I didn't have kids until my late 30s, never had pressure from anyone to have them and certainly didn't get upset on the super-rare occasions that folk asked if I was thinking of having them.
Live your life, make your own call on your life decisions and don't allow yourself to be pressured by anyone. Having children should be your decision and yours alone, and ultimately it's noone else's business.
But to hate on kids is not healthy, and should never be normalised.
This is less childfree and more "every woman wants to be a mother of course!!!"
Like want to get your tubes tied? Nope we're not gonna do that because then you can't be a mother!!!
I'm purposefully exaggerating so you get the vibe, but this is a real problem facing women
In the amount of time you spent to write that comment you could have blocked this community 10 times over lol. Not every space should be catered to a specific person.
Over the years, I've changed my take on this. So what if a woman regrets it. She's the only one affected. Her decision. Her choice. A man can decide at any age to procreate so he is not as affected. Wife/partner doesn't want kids, he can find a woman who does. Versus having child(ren) that aren't wanted or supported who regret their own lives and have parents who regret they were born. Lots of regret all around. As to the grandchild loss and grandparent regret, there are plenty of kids out there who like having surrogate grandparents. Go for the least regret possible.
One major difference is our genetic wiring. You'll find that many many people with kids you meet say "I was pretty sure I didn't want kids, but once you have them you wonder why you ever thought you wouldn't want them."
So the answer is yeah, if you did have kids you would probably not regret it. It's just one of like the only 3 things we evolved to do as human beings, your body gives you really strong incentives to take care of your kids.
But if you never have kids you can also not regret it and both can be true.
I suspect a percentage of those who changed their minds just don't want to say they regret the living breathing people they live with. Saying you wish a person was never born is pretty harsh. But saying you wish you had kids hurts no one else.

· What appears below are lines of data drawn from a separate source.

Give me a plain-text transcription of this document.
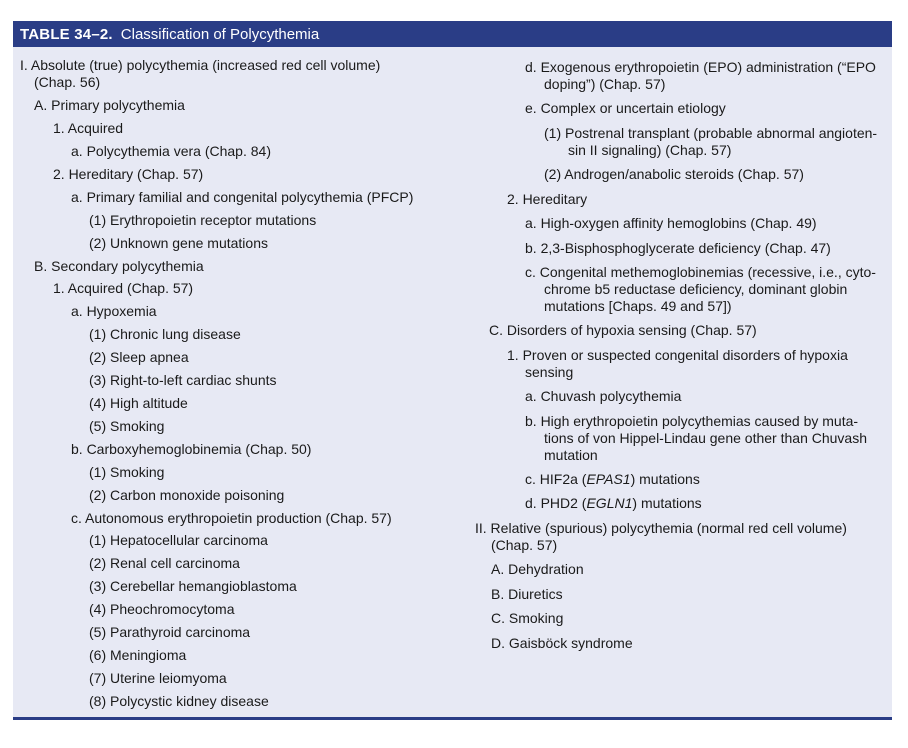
TABLE 34–2. Classification of Polycythemia
I. Absolute (true) polycythemia (increased red cell volume)
(Chap. 56)
A. Primary polycythemia
1. Acquired
a. Polycythemia vera (Chap. 84)
2. Hereditary (Chap. 57)
a. Primary familial and congenital polycythemia (PFCP)
(1) Erythropoietin receptor mutations
(2) Unknown gene mutations
B. Secondary polycythemia
1. Acquired (Chap. 57)
a. Hypoxemia
(1) Chronic lung disease
(2) Sleep apnea
(3) Right-to-left cardiac shunts
(4) High altitude
(5) Smoking
b. Carboxyhemoglobinemia (Chap. 50)
(1) Smoking
(2) Carbon monoxide poisoning
c. Autonomous erythropoietin production (Chap. 57)
(1) Hepatocellular carcinoma
(2) Renal cell carcinoma
(3) Cerebellar hemangioblastoma
(4) Pheochromocytoma
(5) Parathyroid carcinoma
(6) Meningioma
(7) Uterine leiomyoma
(8) Polycystic kidney disease
d. Exogenous erythropoietin (EPO) administration (“EPO
doping”) (Chap. 57)
e. Complex or uncertain etiology
(1) Postrenal transplant (probable abnormal angioten-
sin II signaling) (Chap. 57)
(2) Androgen/anabolic steroids (Chap. 57)
2. Hereditary
a. High-oxygen affinity hemoglobins (Chap. 49)
b. 2,3-Bisphosphoglycerate deficiency (Chap. 47)
c. Congenital methemoglobinemias (recessive, i.e., cyto-
chrome b5 reductase deficiency, dominant globin
mutations [Chaps. 49 and 57])
C. Disorders of hypoxia sensing (Chap. 57)
1. Proven or suspected congenital disorders of hypoxia
sensing
a. Chuvash polycythemia
b. High erythropoietin polycythemias caused by muta-
tions of von Hippel-Lindau gene other than Chuvash
mutation
c. HIF2a (EPAS1) mutations
d. PHD2 (EGLN1) mutations
II. Relative (spurious) polycythemia (normal red cell volume)
(Chap. 57)
A. Dehydration
B. Diuretics
C. Smoking
D. Gaisböck syndrome
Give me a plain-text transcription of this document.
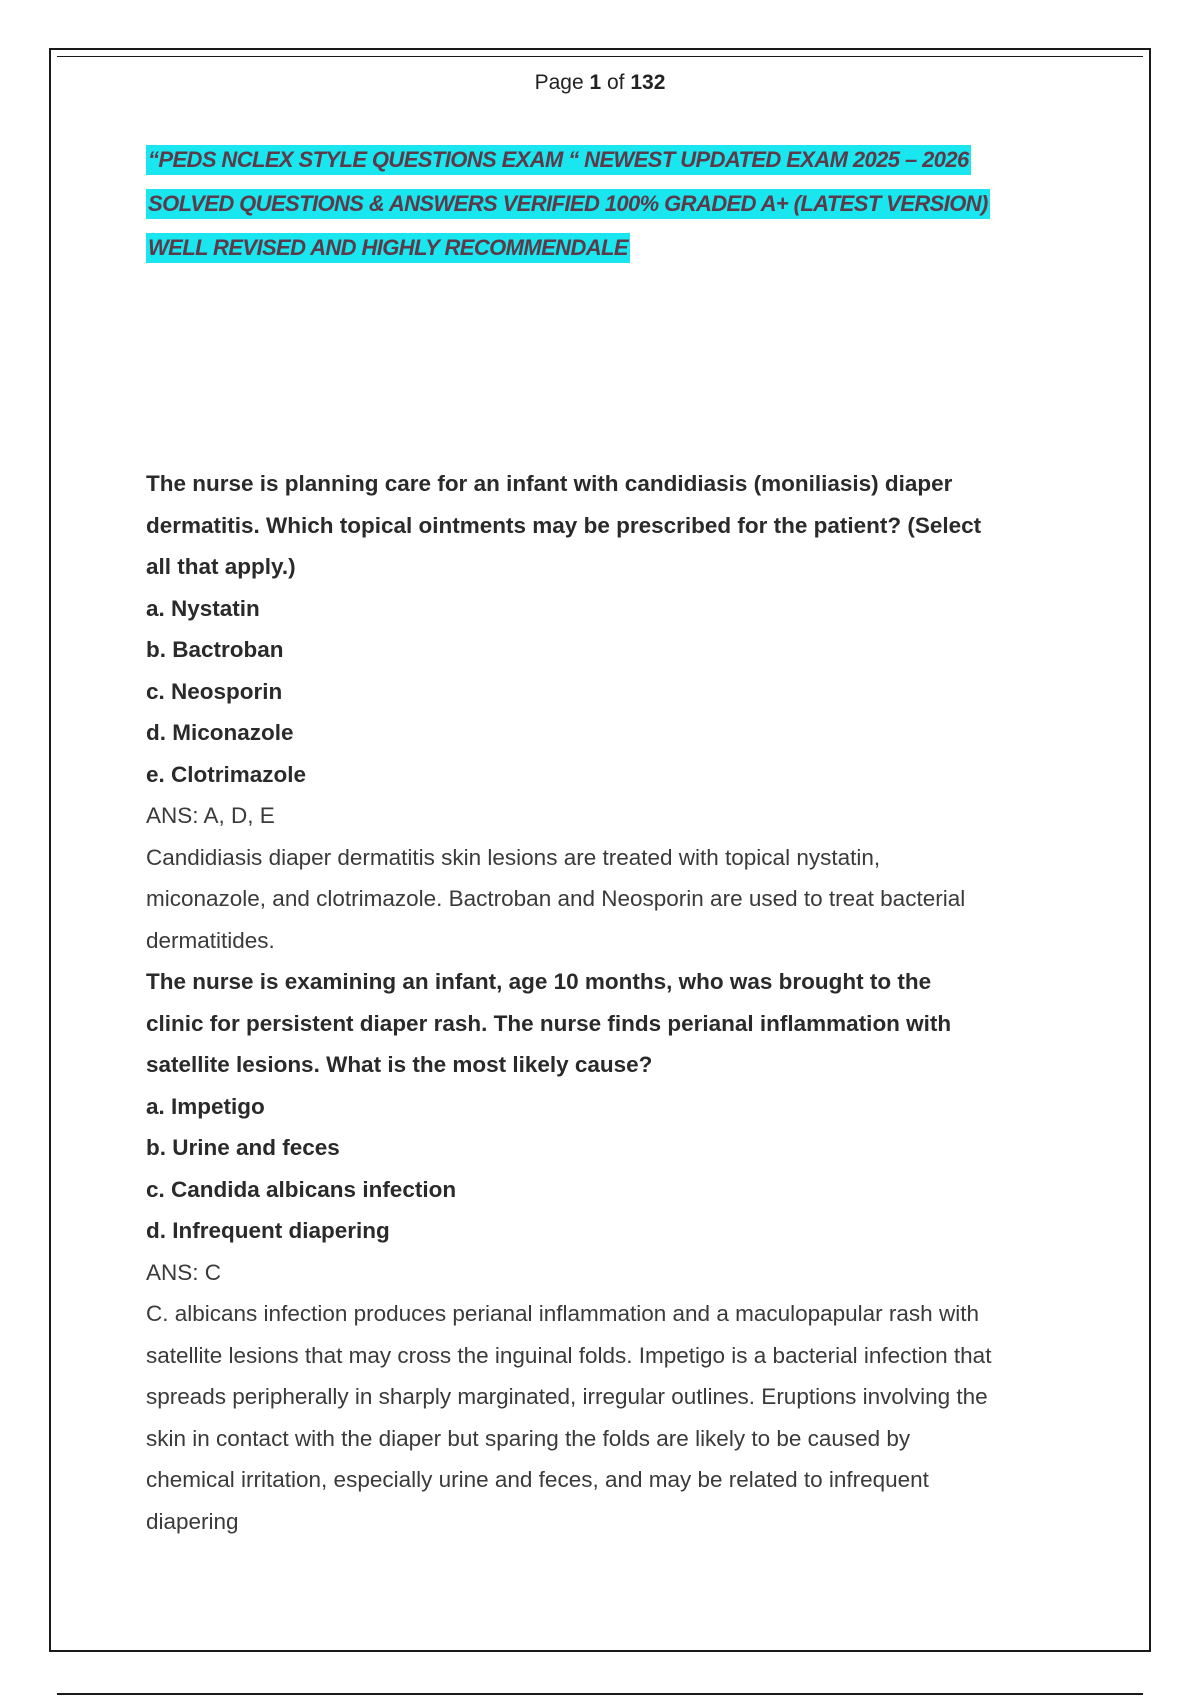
Page 1 of 132
“PEDS NCLEX STYLE QUESTIONS EXAM “ NEWEST UPDATED EXAM 2025 – 2026
SOLVED QUESTIONS & ANSWERS VERIFIED 100% GRADED A+ (LATEST VERSION)
WELL REVISED AND HIGHLY RECOMMENDALE
The nurse is planning care for an infant with candidiasis (moniliasis) diaper
dermatitis. Which topical ointments may be prescribed for the patient? (Select
all that apply.)
a. Nystatin
b. Bactroban
c. Neosporin
d. Miconazole
e. Clotrimazole
ANS: A, D, E
Candidiasis diaper dermatitis skin lesions are treated with topical nystatin,
miconazole, and clotrimazole. Bactroban and Neosporin are used to treat bacterial
dermatitides.
The nurse is examining an infant, age 10 months, who was brought to the
clinic for persistent diaper rash. The nurse finds perianal inflammation with
satellite lesions. What is the most likely cause?
a. Impetigo
b. Urine and feces
c. Candida albicans infection
d. Infrequent diapering
ANS: C
C. albicans infection produces perianal inflammation and a maculopapular rash with
satellite lesions that may cross the inguinal folds. Impetigo is a bacterial infection that
spreads peripherally in sharply marginated, irregular outlines. Eruptions involving the
skin in contact with the diaper but sparing the folds are likely to be caused by
chemical irritation, especially urine and feces, and may be related to infrequent
diapering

There's also a selection bias - the parents of extremely disabled children have much less time to talk about it with us. And the parents of children who died young might not want to talk about it at all.
"Probably" is doing some heavy lifting there. My mother regretted having me, and was never shy about it. She's the one that decided against the abortion, but somehow I was the one that ruined her life by showing up. My entire life, I've felt like I should kill myself and finally make my mother happy.